Here is why I think it is appropriate to gloss the L’Aquila trial as being yes really about seismologists’ failure to predict the earthquake, even though the actual arguments in the case are all about whether or not the 6 seismologists and 1 civic official met their obligations to fully and effectively communicate what they knew about the seismic hazard in the region:
- The examples given for how the scientists’ bad communication led to citizen deaths are all of people who felt scared and might have left town or slept outside, but were persuaded to sleep in their own beds.
- The behavior the court claims constitutes criminal manslaughter is not a long-term pattern of cavalier risk assessment that persuaded people not to retrofit their houses. The crime at issue is negligent failure to communicate risk related to an earthquake swarm that turned out to be a precursor to the Big One.
I’m relying on English-language press reports of the trial here, rather than direct documentation of the trial itself – Stephen Hall’s writeup for Nature is a good one. If I’m wrong about either of the points above please correct me, because those are the bases for my conclusions here. Ditto if Italian law defines “manslaughter” in some quirky way such that “negligent miscommunication that led people to make bad decisions that foreseeably led to their deaths” is a bad summary of the crime.
If you are okay with the risk of sleeping in your bed in an earthquake-prone area like L’Aquila, the reasonable thing for you to do when there is a swarm of small earthquakes is to keep sleeping in your bed. There is likely a small increase in seismic risk after such swarms – we don’t know how small, because the science on this point is, to steal the judge’s phrase, “inexact, incomplete, and contradictory”. However, it’s general consensus that any added risk is small enough that we really can’t justify sending everyone out to sleep in tents every time we get a handful of small earthquakes. Indeed, when people do decide to sleep in tents because they’re scared of an earthquake prediction it is typically regarded as an education/communication failure (cf. New Madrid in 1990).
So here we have a case where scientists communicated in a particular way about short-term risk, and as a result, people did the right short-term thing. There was no scientifically reasonable short-term communication strategy seismologists could have pursued in L’Aquila that would have saved those people’s lives, because the only short-term action that would’ve saved everyone* would have been to evacuate, and evacuating was an irrational thing to do.

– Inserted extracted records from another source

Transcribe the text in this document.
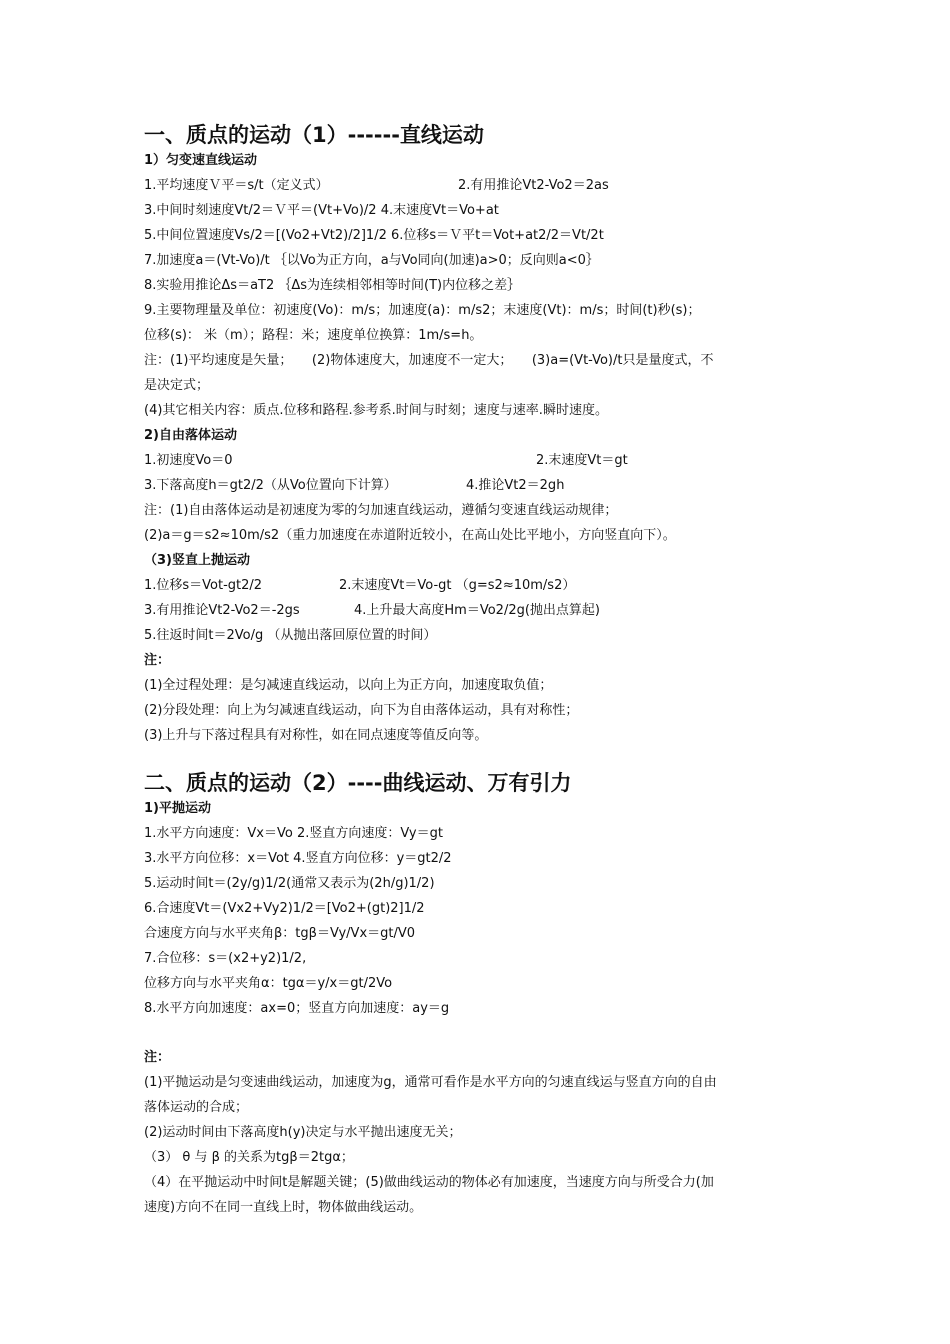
一、质点的运动（1）------直线运动
1）匀变速直线运动
1.平均速度Ｖ平＝s/t（定义式）	2.有用推论Vt2-Vo2＝2as
3.中间时刻速度Vt/2＝Ｖ平＝(Vt+Vo)/2 4.末速度Vt＝Vo+at
5.中间位置速度Vs/2＝[(Vo2+Vt2)/2]1/2 6.位移s＝Ｖ平t＝Vot+at2/2＝Vt/2t
7.加速度a＝(Vt-Vo)/t ｛以Vo为正方向，a与Vo同向(加速)a>0；反向则a<0｝
8.实验用推论Δs＝aT2 ｛Δs为连续相邻相等时间(T)内位移之差｝
9.主要物理量及单位：初速度(Vo)：m/s；加速度(a)：m/s2；末速度(Vt)：m/s；时间(t)秒(s)；
位移(s)： 米（m）；路程：米；速度单位换算：1m/s=h。
注：(1)平均速度是矢量；　　(2)物体速度大，加速度不一定大；　　(3)a=(Vt-Vo)/t只是量度式，不
是决定式；
(4)其它相关内容：质点.位移和路程.参考系.时间与时刻；速度与速率.瞬时速度。
2)自由落体运动
1.初速度Vo＝0	2.末速度Vt＝gt
3.下落高度h＝gt2/2（从Vo位置向下计算）	4.推论Vt2＝2gh
注：(1)自由落体运动是初速度为零的匀加速直线运动，遵循匀变速直线运动规律；
(2)a＝g＝s2≈10m/s2（重力加速度在赤道附近较小，在高山处比平地小，方向竖直向下）。
（3)竖直上抛运动
1.位移s＝Vot-gt2/2	2.末速度Vt＝Vo-gt （g=s2≈10m/s2）
3.有用推论Vt2-Vo2＝-2gs	4.上升最大高度Hm＝Vo2/2g(抛出点算起)
5.往返时间t＝2Vo/g （从抛出落回原位置的时间）
注：
(1)全过程处理：是匀减速直线运动，以向上为正方向，加速度取负值；
(2)分段处理：向上为匀减速直线运动，向下为自由落体运动，具有对称性；
(3)上升与下落过程具有对称性，如在同点速度等值反向等。
二、质点的运动（2）----曲线运动、万有引力
1)平抛运动
1.水平方向速度：Vx＝Vo 2.竖直方向速度：Vy＝gt
3.水平方向位移：x＝Vot 4.竖直方向位移：y＝gt2/2
5.运动时间t＝(2y/g)1/2(通常又表示为(2h/g)1/2)
6.合速度Vt＝(Vx2+Vy2)1/2＝[Vo2+(gt)2]1/2
合速度方向与水平夹角β：tgβ＝Vy/Vx＝gt/V0
7.合位移：s＝(x2+y2)1/2,
位移方向与水平夹角α：tgα＝y/x＝gt/2Vo
8.水平方向加速度：ax=0；竖直方向加速度：ay＝g
注：
(1)平抛运动是匀变速曲线运动，加速度为g，通常可看作是水平方向的匀速直线运与竖直方向的自由
落体运动的合成；
(2)运动时间由下落高度h(y)决定与水平抛出速度无关；
（3） θ 与 β 的关系为tgβ＝2tgα；
（4）在平抛运动中时间t是解题关键；(5)做曲线运动的物体必有加速度，当速度方向与所受合力(加
速度)方向不在同一直线上时，物体做曲线运动。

In other words: Six seismologists have been judged guilty of criminally negligent communication resulting in death, for communicating in a way that convinced people to do the scientifically reasonable thing under the circumstances. By definition, any improvements to the scientific communication would still have led people to the conclusion that there was probably no reason to sleep outside. Therefore, this case is not about a failure to communicate the science. It’s about the fact that science gave the wrong answer.
*Yes, a timely reminder of “drop, cover, hold” or the importance of bolting your furniture might have saved some lives without requiring years of engineering and construction work. If the stories making it to the press were about relatives who put the heavy mirror back up above their beds because they heard that the small earthquakes had eliminated all the hazard, I might have a more charitable opinion about this case. But there’s only so much you can do against a pile of unreinforced masonry so this would not have saved everyone.
Also, I’ve cheated a bit by not discussing the non-seismologist city official, who as far as I can tell was the only one of the seven who actually did say wrong things about the science. Saying wrong things is bad both on general principle and because it leads people to make the wrong long-term decisions about how to address seismic hazard… but as luck would have it his mistakes still pointed people in the direction of a scientifically sound short-term decision to sleep in their own beds on the night of the Big One. We can legitimately point to him as an example of terrible communication and we should still be outraged that he was convicted of manslaughter.